Christy Rogers, Senior Research Associate at the Kirwan Institute

I’ve been laughing a lot more lately. We all have our ways of coping with a world-wide economic meltdown, and if mine is TIVO’ing 30 Rock so that I can rewind Steve Martin pouring a glass of scotch down his shirt and wailing, “I’m having a severe case of the Mondays,” then no harm, no foul. I find it interesting that 30 Rock, a comedy, is one of the few prime-time shows that takes on race. It’s like when we’re serious about race, we trip ourselves up, but comedy eases us in.
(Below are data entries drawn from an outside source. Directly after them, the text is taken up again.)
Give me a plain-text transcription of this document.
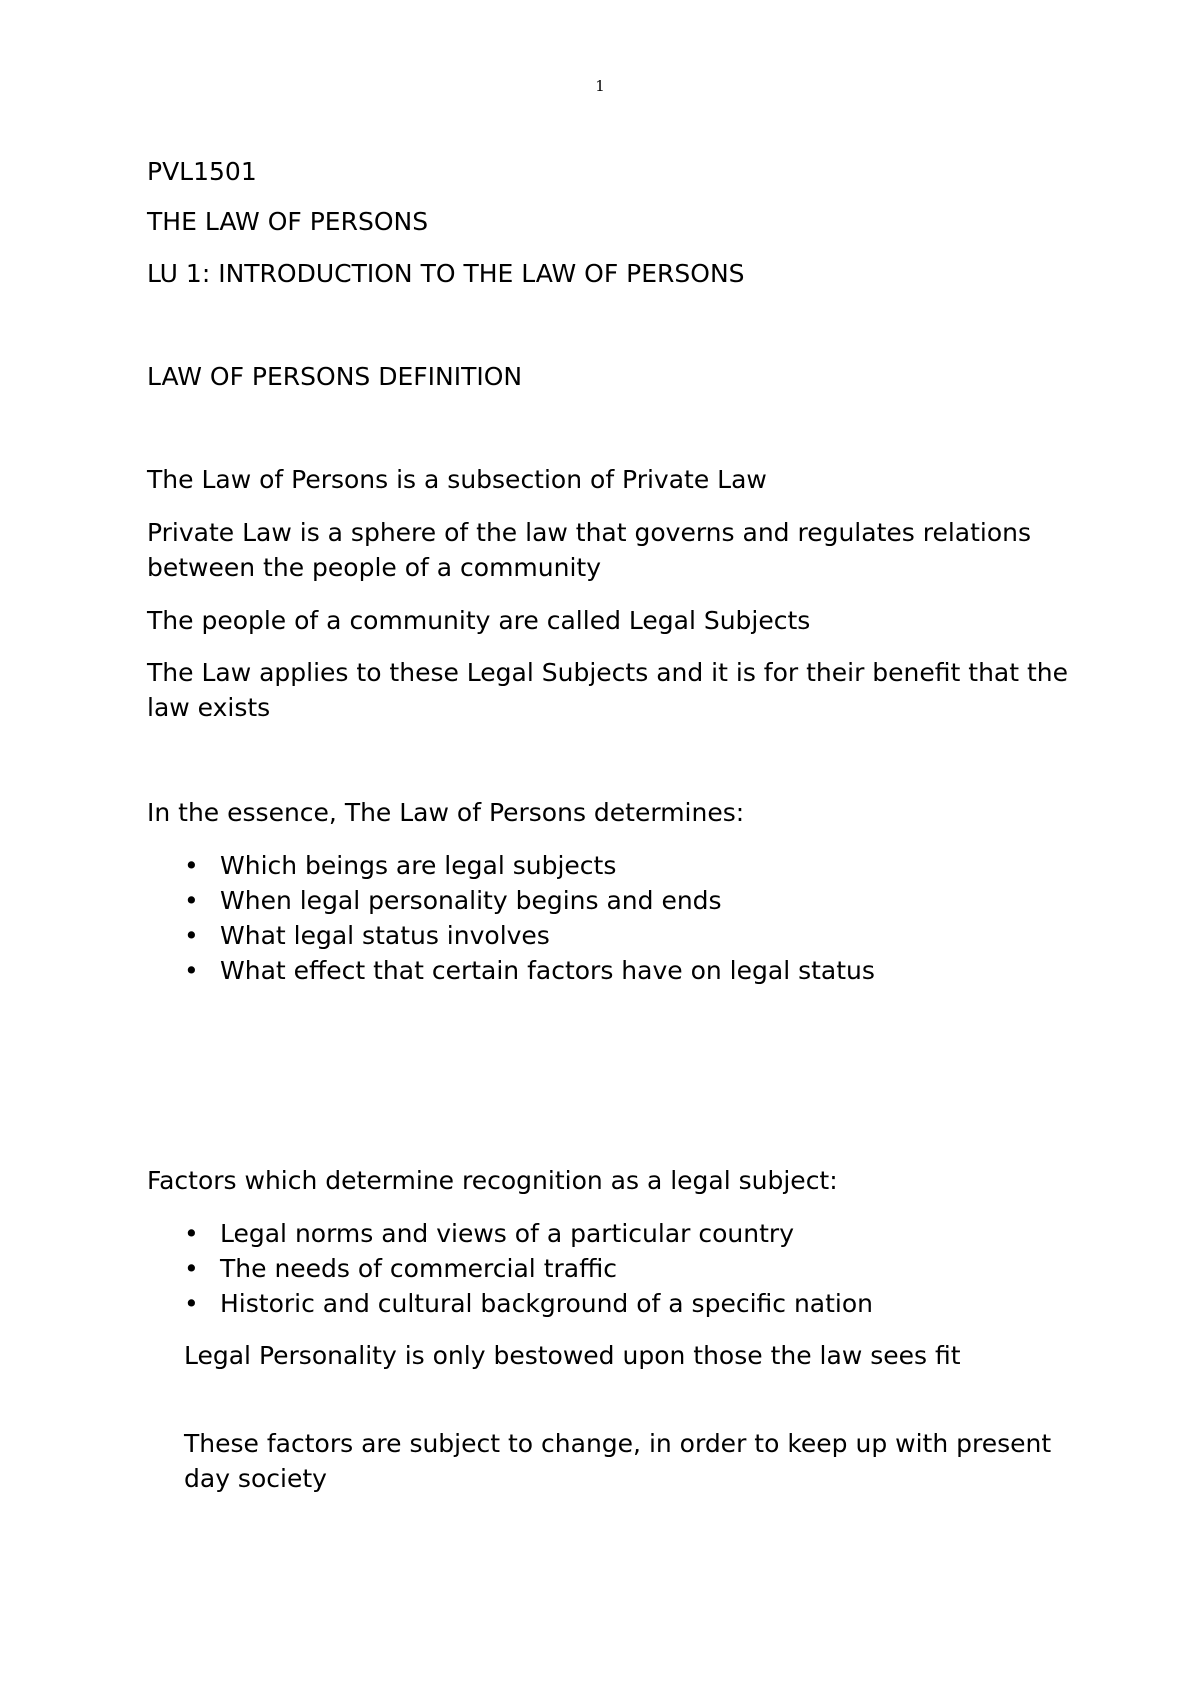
1

PVL1501

THE LAW OF PERSONS

LU 1: INTRODUCTION TO THE LAW OF PERSONS

LAW OF PERSONS DEFINITION

The Law of Persons is a subsection of Private Law

Private Law is a sphere of the law that governs and regulates relations between the people of a community

The people of a community are called Legal Subjects

The Law applies to these Legal Subjects and it is for their benefit that the law exists

In the essence, The Law of Persons determines:

• Which beings are legal subjects
• When legal personality begins and ends
• What legal status involves
• What effect that certain factors have on legal status

Factors which determine recognition as a legal subject:

• Legal norms and views of a particular country
• The needs of commercial traffic
• Historic and cultural background of a specific nation

Legal Personality is only bestowed upon those the law sees fit

These factors are subject to change, in order to keep up with present day society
I’ve also been laughing a lot in my dance class. I take Hip-Hop. Maybe I should mention I’m white, 5’ 8”, 40 years old, and losing a battle with the infamous (holiday exacerbated) muffin top. I’m not a bad dancer—I took Hip-Hop for several years in Chicago with a back-up dancer for R. Kelly. I took my first class with Viola and was hooked, and when I came back for my second class, she talked about how much she loved teaching kids. “What I love the best,” she confided, “is that on the second class, they all come back dressed like me.” I think I actually blushed and tried not to look at my new pants. Viola was 90 pounds soaking wet, had a fantastic sense of humor, and was one of the best dancers I’ve ever seen. She even got on reality TV! Trying to match my gangly moves to hers, I nicknamed my dance style “The Unbearable Whiteness of Being.”
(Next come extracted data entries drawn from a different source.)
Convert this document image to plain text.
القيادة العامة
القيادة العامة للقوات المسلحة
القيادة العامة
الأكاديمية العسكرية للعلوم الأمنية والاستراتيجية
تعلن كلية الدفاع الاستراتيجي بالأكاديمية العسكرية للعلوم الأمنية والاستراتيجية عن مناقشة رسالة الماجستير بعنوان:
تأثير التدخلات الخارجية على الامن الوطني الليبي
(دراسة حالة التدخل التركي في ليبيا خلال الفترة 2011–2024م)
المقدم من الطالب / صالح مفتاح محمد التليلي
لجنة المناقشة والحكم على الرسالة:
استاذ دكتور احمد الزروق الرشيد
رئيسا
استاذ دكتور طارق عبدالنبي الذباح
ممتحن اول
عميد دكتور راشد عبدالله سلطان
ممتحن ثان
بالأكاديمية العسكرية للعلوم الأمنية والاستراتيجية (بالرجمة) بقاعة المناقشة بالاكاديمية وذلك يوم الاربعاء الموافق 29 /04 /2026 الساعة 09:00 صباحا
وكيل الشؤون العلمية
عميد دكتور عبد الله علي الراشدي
Five years after having a baby, I figured it was time to get back to some top rocks, so I signed up for Hip-Hop, Level 2, at Ballet Met. I got a card back saying I’d be in Level 1, thank you. And good thing—my instructor makes us spin on the floor. Viola never made me spin on the floor. She knew it was best for everyone. Now this person, he makes us try to do things with terrifying names, like The Typewriter. I missed one class and a lady leaned over and said, “you’re lucky…you missed something called The Coffee Grinder.” This past Tuesday I was tired—I tried to slide in and stand in the back. However, it turned out I was the only student that night. So I had an hour-long, 1-on-1, hip-hop tutorial with a professional dancer. And the funny thing was, laugh as I did, he never laughed. At the end, we talked about the difference between Hip-Hop instructors and styles. “Viola went on the 1s and 3s,” I said. He looked truly shocked. “But street dance is about hitting the 2s and 4s…when you’re challenged, you move in like this…” We worked a little on meeting street dance challengers. And I thought, maybe if an Asian guy 20 years younger than me who learned an African American art as a street fight is earnestly walking me through how to win, it’s not funny—it’s even better. It’s serious.